Les baux de courte durée

La location de locaux, qu'ils soient destinés à l'habitation ou à un usage professionnel, est en principe fondée sur la notion de durée. Sauf exceptions, les baux portent sur une période minimale de trois ans, en deçà desquels le propriétaire ne peut récupérer le bien en question. Dans certains cas, il est toutefois légalement possible de louer pour une courte durée.

Les locations meublées


Premier cas autorisé par la loi : la location de locaux d'habitation munis du mobilier nécessaire.

  • Le local doit être pourvu de tous les meubles et équipements nécessaires à la vie quotidienne, faute de quoi la location peut être requalifiée en location nue par les tribunaux.

La loi du 6 juillet 1989 qui régit les locations de logements exclut expressément les locations meublées. Conséquence : celles-ci ne sont soumises à aucune règle particulière concernant la durée du bail. C'est au propriétaire et au locataire de définir et négocier ensemble les modalités de la location.

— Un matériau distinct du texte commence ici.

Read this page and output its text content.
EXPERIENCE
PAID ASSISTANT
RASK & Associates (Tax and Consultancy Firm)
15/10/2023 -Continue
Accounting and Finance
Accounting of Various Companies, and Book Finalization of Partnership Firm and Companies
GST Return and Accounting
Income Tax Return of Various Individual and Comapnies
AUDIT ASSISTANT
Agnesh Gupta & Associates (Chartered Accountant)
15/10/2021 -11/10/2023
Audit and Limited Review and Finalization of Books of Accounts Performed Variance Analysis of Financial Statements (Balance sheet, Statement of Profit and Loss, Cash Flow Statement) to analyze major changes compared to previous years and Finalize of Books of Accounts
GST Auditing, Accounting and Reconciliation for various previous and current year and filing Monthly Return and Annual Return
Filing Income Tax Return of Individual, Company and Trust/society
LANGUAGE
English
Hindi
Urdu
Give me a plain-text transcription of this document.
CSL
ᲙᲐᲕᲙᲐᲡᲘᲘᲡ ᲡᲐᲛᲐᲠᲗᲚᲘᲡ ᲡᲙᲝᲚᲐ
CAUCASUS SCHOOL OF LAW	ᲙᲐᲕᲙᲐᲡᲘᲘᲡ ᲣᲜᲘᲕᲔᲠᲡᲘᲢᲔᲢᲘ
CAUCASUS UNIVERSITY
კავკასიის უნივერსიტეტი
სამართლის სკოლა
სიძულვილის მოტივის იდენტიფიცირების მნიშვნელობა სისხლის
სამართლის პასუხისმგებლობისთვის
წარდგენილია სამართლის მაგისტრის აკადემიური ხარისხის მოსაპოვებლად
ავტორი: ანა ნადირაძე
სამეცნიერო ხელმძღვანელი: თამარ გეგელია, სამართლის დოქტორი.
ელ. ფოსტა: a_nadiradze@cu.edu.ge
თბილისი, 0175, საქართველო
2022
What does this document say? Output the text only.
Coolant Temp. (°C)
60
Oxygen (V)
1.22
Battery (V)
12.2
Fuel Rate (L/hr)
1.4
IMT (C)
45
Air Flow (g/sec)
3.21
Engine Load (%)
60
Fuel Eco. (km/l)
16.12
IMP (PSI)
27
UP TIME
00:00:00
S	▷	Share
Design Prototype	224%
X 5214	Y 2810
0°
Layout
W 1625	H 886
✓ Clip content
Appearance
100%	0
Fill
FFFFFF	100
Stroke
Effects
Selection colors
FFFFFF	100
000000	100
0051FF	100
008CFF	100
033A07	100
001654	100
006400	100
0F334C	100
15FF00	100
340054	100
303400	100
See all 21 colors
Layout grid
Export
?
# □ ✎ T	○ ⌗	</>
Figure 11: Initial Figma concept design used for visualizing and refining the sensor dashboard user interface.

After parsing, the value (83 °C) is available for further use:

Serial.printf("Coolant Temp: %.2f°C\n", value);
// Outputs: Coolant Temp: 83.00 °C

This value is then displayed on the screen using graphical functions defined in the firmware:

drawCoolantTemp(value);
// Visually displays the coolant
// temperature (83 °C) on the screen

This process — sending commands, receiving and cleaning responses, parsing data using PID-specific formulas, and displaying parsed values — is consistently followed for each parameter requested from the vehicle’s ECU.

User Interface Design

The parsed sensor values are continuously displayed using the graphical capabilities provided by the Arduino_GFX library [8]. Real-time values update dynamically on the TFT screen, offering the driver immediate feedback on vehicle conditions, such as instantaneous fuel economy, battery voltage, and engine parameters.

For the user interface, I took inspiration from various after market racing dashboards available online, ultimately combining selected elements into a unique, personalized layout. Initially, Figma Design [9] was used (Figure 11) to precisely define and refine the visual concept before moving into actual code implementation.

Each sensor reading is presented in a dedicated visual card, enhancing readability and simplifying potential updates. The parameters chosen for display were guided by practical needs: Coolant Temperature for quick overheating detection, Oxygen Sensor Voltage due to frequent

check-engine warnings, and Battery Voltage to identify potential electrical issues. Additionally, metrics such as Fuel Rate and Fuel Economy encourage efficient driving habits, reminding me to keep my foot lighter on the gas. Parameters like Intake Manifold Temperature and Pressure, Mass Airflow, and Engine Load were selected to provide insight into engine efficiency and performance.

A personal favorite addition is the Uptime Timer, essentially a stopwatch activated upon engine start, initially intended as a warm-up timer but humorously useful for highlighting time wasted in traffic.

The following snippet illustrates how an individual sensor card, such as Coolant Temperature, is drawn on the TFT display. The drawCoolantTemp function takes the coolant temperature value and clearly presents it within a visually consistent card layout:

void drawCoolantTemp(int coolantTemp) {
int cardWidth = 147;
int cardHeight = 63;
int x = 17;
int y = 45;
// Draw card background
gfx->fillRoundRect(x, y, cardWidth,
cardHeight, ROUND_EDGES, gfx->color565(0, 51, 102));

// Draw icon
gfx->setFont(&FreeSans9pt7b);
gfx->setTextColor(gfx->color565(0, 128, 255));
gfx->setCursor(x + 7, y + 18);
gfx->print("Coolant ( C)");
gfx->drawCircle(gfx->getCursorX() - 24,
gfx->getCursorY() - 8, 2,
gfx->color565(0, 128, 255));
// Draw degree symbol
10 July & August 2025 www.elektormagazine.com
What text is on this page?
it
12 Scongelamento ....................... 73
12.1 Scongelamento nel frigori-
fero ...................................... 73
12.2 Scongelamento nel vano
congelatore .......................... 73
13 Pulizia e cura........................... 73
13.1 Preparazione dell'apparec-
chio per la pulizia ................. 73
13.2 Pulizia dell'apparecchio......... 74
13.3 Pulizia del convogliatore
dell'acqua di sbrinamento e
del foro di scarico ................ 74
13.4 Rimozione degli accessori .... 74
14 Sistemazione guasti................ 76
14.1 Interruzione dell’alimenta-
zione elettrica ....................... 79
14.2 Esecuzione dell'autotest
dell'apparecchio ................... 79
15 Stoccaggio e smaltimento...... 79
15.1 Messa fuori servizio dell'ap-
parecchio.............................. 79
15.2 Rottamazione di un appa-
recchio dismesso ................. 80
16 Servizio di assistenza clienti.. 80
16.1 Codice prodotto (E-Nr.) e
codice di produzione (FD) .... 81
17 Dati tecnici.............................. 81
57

Mais il faut savoir que la loi sur la cohésion sociale de janvier 2005 a renforcé la protection des occupants sur certains points. Désormais, tout bail portant un logement meublé doit être obligatoirement écrit et avoir une durée minimale d'un an. A l'expiration du contrat initial, le bail est tacitement reconduit pour un an, aux conditions antérieures. Cependant, trois mois avant son terme, le bailleur peut proposer au locataire des modifications aux conditions de location (montant du loyer, nombre de pièces louées, par exemple). Si le locataire les accepte, le contrat est renouvelé pour un an. Le bailleur qui ne souhaite pas renouveler le contrat à son terme, doit en informer le locataire, en respectant le même préavis de trois mois et motiver son refus de renouvellement du bail.

L'éventuelle clause de révision du loyer ne peut qu'être annuelle et l'augmentation ne peut pas dépasser la variation de l'indice de référence des loyers (IRL cf. sur www.insee.fr)
Les motifs de non-renouvellement du contrat sont précisés par la loi : décision de reprendre ou de vendre le logement, ou motif légitime et sérieux notamment l'inexécution par le locataire de ses obligations.

La location nue


L'article 11 de la loi du 6 juillet 1989 prévoit également la possibilité de louer un logement vide pour une courte durée. A plusieurs conditions :

  • Le bail ne peut être inférieur à un an.
  • Le bailleur ne peut être qu'une personne physique ou une société civile immobilière familiale (dont le capital est exclusivement détenu par des parents et alliés).
  • Le bailleur ne peut récupérer le logement que pour des raisons professionnelles ou familiales. Et uniquement pour l'affecter à son habitation ou à celle d'un tiers. Impossible, par exemple, de récupérer le logement pour le vendre.
  • L'événement qui justifie la location de courte durée doit être spécifié dans le bail de façon très précise (mariage du bailleur ou d'un membre de sa famille, mutation professionnelle en attente, départ prévu à la retraite, etc.).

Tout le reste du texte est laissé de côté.